The wobble "is more pronounced if it's tugging on the ice shell because the ice shell is a lot less massive, so it's a lot easier to move around," Porco said.
This layer of ocean is probably quite thin, she said. But its very presence took planetary scientists by surprise because the presence of so much liquid water implies that Enceladus is much warmer than previously thought.
"There are other lines of evidence coming from different quarters suggesting that there may be a lot more heat produced either now or in the past in Enceladus than we had been thinking," Porco said. "And that's going to be really exciting once people work that out."
Until now, she added, "no one's really, like, rolled up their sleeves and really [been] diving into it."
For Enceladus, all the ingredients for a potentially habitable environment – water, simple organic molecules and potentially (at the hydrothermal hot spots) an energy source to draw from. But the question is, has that habitable environment been around long enough for microbial life to arise?

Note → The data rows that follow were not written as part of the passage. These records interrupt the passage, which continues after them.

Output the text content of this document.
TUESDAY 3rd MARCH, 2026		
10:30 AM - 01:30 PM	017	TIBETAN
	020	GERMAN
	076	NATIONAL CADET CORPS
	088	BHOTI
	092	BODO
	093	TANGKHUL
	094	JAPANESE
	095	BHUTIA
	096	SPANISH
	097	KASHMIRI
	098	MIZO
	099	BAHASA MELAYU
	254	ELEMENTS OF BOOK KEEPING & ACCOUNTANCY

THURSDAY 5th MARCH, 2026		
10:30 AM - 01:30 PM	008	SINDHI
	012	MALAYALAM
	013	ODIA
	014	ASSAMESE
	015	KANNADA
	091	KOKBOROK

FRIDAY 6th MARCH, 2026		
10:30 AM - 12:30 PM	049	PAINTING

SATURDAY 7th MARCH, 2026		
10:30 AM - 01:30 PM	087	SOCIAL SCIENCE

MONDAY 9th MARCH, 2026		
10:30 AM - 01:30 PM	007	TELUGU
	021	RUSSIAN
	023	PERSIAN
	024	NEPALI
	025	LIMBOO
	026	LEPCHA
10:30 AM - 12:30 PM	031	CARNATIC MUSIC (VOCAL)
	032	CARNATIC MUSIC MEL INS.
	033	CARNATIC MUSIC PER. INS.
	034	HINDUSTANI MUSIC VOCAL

"Those conditions have to be around for a time greater than the origin of life," Porco said.
The problem with that standard, of course, is that we don't know how long it took for life to arise on Earth in the first place, she added. It could have been 100 million years or a mere million years; for now, that remains a mystery.
Porco says she and some colleagues are working on a proposal for a discovery-class NASA mission that would try to search more directly for evidence of life on Enceladus. This spacecraft's instruments would probe the chemistry of the moon's interior, looking for the presence of amino acids or fatty acids, among other clues.
But don't start packing your scuba gear just yet: Whether or not there are signs of life on Enceladus, that question won't be answered anytime soon. Such a mission, if approved, would probably be launched in 2022 and probably wouldn't arrive until about 2029, she said.
In the meantime, NASA is already working on plans to send a spacecraft to Europa sometime in the 2020s, which would study whether Jupiter's giant icy moon has all the right conditions to support life.